Nutmeg.

“What did he taste like?”

I don’t know. Person.

“Did he lick your ear?”

No. Gross! (Laughter.)

“Did you grab his butt?”

“Cricket!”

“I would have grabbed his butt.”

(More laughter.) “I’m not up to butts,” I said. “That’s way too advanced.”

“Not down the pants!” she yelled. “On top of the pants.”

“Even so. Butt-grabbing on a first kiss is a bit much.”

“Oh, I think you can get a nice handful even before the first kiss,” said Cricket. (Raucous laughter.)

“You’re just going to reach over and squeeze?” I asked.

“Sure, why not?”

“Please. You’re all talk.”

“No. I would completely do it. On top of the pants, mind you.”

And so on.

The next day, I got to school wearing like four times as much lip gloss as usual and Shiv was in the hall, standing next to his mail cubby. “Hey, Shiv,” I said to him.

He turned around and walked away.

In Poetry, he didn’t look at me.

At lunch in the refectory, he didn’t talk to me or sit anywhere near me, but Cricket, Kim and Nora had told all the girls about what happened, so I was pretty busy fielding gossipy questions from Heidi, Ariel, Katarina and the like, so I didn’t really have time to think about it much.

In Drama, Shiv and I had to perform our scene.

“What did you think?” I said, after.

“It was okay,” said Shiv, his eyes on the ground. Then he grabbed his backpack and left.

After school, I saw him heading for the bus. “Shiv, wait up!” I called.

He kept walking.

By this point, it was obvious he had changed his mind. I felt like an idiot. Had I been a rotten kisser during our session against the door? (This was certainly possible, as I had so little experience.)

Maybe I smelled bad?

Or had there been a booger hanging out of my nose when we stopped kissing?

What could I have done to make him stop liking me?

I thought about it all the time, but I never found out. I felt like a complete loser. I liked him so much, and now he seemed to hate me, and there was no way to turn it around. I was completely helpless.

I never really talked with him again, except to say hi in the halls.
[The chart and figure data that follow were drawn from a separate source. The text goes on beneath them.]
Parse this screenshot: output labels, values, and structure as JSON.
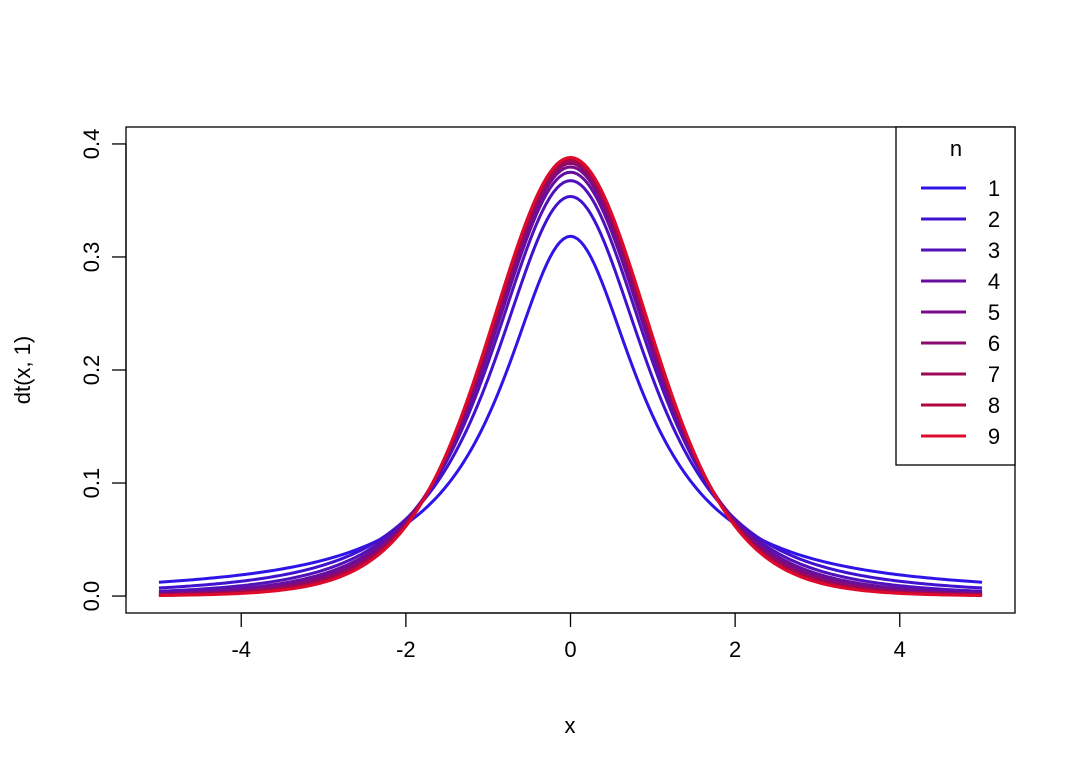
{
  "chart_data": {
    "type": "line",
    "xlabel": "x",
    "ylabel": "dt(x, 1)",
    "xlim": [
      -5.4,
      5.4
    ],
    "ylim": [
      -0.015,
      0.415
    ],
    "x_range": [
      -5,
      5
    ],
    "x_ticks": [
      {
        "value": -4,
        "label": "-4"
      },
      {
        "value": -2,
        "label": "-2"
      },
      {
        "value": 0,
        "label": "0"
      },
      {
        "value": 2,
        "label": "2"
      },
      {
        "value": 4,
        "label": "4"
      }
    ],
    "y_ticks": [
      {
        "value": 0.0,
        "label": "0.0"
      },
      {
        "value": 0.1,
        "label": "0.1"
      },
      {
        "value": 0.2,
        "label": "0.2"
      },
      {
        "value": 0.3,
        "label": "0.3"
      },
      {
        "value": 0.4,
        "label": "0.4"
      }
    ],
    "grid": false,
    "legend": {
      "title": "n",
      "position": "top-right"
    },
    "series": [
      {
        "name": "1",
        "df": 1,
        "color": "#2f14e8"
      },
      {
        "name": "2",
        "df": 2,
        "color": "#4012d0"
      },
      {
        "name": "3",
        "df": 3,
        "color": "#5210b8"
      },
      {
        "name": "4",
        "df": 4,
        "color": "#650ea0"
      },
      {
        "name": "5",
        "df": 5,
        "color": "#780c88"
      },
      {
        "name": "6",
        "df": 6,
        "color": "#8b0a70"
      },
      {
        "name": "7",
        "df": 7,
        "color": "#9e0858"
      },
      {
        "name": "8",
        "df": 8,
        "color": "#b10640"
      },
      {
        "name": "9",
        "df": 9,
        "color": "#dd0a2c"
      }
    ]
  }
}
When I told her about Shiv, Doctor Z thought I should ask him what happened. Well, she never says anything quite that directly. What she really said was “Is there a way you could find out?”

“No.”

Silence. She was wearing that poncho again.

“Well,” I said, after a minute, “I guess I could ask him. But I’d rather die than do that.”

More silence. It really is a horrible poncho.

“I don’t care, anyway.”

Even more silence. Who buys this woman’s clothes?

“Well, I guess maybe I kind of do,” I went on. “I mean, I do. I liked him, I wanted to kiss him again, we had a good time together. And the whole thing was humiliating. Everyone knowing we were going out, and then with us breaking up so fast after—I felt like people were talking about me.”

“Can you ask him?”

I ignored her question. “And this is my life, getting dumped with no warning. Or liking people who don’t like me back, or who don’t like me enough, or not as much as they like someone else. You have the list in front of you: Hutch dumped me for Ariel, Gideon never liked me back, Ben didn’t know I was alive, Sky had another girlfriend.”